Estonia's Interior Ministry makes 1st step in relocating from Tallinn's Old City

  • 2018-02-04
  • LETA/TBT Staff

TALLINN – The Estonian Interior Ministry has made an order to the state real estate management company RKAS to hold a competition for the architectural design of a building to be erected next to Seaplane Harbor, home of the Estonian Maritime Museum, to where the ministry would move from its current building in the Old City of Tallinn.

The plot on which the ministry wants the new building to stand is located at the address Vesilennuki 9, the news portal of public broadcaster ERR reported. Under the agreement signed with RKAS on Monday, the design competition must produce an outcome within one month.

Even though the ministry has greenlighted the architectural design competition, no money for the construction of the new main building has been earmarked in the budget.

"Construction of a new building for the ministry definitely is not a priority in relation to the investments of the ministry's area of government," Riho Kuppart, deputy secretary general of the Interior Ministry responsible for property, told ERR. He said that priority is given to the construction of buildings for the Police and Border Guard Board and the Rescue Board in different places across Estonia, especially in the country's northeast.

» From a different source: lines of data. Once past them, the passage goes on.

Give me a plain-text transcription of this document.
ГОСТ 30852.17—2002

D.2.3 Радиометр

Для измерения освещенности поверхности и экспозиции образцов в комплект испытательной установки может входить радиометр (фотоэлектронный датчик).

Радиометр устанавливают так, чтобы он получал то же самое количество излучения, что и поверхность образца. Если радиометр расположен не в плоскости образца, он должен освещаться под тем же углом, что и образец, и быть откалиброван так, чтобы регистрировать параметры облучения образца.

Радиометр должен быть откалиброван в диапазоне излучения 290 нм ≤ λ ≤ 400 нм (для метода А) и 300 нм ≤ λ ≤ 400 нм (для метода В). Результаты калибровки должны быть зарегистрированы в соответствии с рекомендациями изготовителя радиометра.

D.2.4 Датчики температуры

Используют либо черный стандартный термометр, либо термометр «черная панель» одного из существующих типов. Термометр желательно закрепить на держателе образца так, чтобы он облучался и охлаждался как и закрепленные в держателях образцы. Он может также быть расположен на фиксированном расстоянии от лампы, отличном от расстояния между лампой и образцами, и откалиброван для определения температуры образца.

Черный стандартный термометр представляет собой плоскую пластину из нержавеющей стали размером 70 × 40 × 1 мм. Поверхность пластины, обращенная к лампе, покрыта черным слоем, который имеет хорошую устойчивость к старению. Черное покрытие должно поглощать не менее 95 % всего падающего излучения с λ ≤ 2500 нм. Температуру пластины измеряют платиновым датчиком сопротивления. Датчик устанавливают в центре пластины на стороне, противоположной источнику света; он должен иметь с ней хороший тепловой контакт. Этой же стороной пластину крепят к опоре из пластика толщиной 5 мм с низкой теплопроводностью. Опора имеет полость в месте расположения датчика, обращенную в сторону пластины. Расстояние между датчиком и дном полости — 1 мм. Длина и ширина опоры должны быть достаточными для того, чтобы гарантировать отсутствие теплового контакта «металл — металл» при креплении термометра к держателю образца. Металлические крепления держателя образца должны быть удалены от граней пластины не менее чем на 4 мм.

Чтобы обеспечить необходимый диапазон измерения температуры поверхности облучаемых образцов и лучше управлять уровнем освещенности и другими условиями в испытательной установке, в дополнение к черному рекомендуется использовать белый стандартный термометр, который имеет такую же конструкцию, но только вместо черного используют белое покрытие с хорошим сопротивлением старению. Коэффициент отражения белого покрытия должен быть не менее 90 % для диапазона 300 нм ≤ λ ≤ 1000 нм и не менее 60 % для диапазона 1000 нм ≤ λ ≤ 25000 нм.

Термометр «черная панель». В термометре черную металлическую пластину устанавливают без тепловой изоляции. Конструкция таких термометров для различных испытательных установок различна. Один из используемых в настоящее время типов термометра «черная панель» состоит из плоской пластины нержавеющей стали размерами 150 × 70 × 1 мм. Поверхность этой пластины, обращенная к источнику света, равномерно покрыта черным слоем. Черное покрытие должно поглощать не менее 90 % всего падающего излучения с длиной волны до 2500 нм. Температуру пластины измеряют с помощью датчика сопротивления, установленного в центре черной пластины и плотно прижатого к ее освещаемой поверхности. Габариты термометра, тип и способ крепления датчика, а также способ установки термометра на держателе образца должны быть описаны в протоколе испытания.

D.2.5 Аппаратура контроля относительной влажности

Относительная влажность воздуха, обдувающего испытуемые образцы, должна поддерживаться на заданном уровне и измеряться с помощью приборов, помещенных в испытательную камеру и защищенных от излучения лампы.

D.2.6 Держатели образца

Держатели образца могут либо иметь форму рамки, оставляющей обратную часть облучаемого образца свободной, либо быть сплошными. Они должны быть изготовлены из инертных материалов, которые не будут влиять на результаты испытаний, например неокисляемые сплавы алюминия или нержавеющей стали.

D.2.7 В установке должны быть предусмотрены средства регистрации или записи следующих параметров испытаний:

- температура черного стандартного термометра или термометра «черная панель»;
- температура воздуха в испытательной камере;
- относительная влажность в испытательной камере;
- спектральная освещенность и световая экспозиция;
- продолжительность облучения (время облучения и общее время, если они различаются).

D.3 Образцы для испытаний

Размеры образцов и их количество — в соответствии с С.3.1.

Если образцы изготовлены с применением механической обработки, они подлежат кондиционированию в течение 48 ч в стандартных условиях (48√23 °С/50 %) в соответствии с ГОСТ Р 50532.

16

"The decision to make a new building for the Interior Ministry can be made only after the real needs have been charted, budgeted, and it has become clear that this is a zero-sum project when it comes to the state budget, meaning that it is not carried out at the expense of other objects," Kuppart said.

The official also said that ministry's current building situated on Pikk Street in the Old City is too big for the ministry's needs, especially after reorganizations in the area of government and the transition of regional policy to the Ministry of Finance a couple of years ago. In addition, the building is not consistent with modern security requirements and it's difficult to find parking places in the narrow streets on the Old City.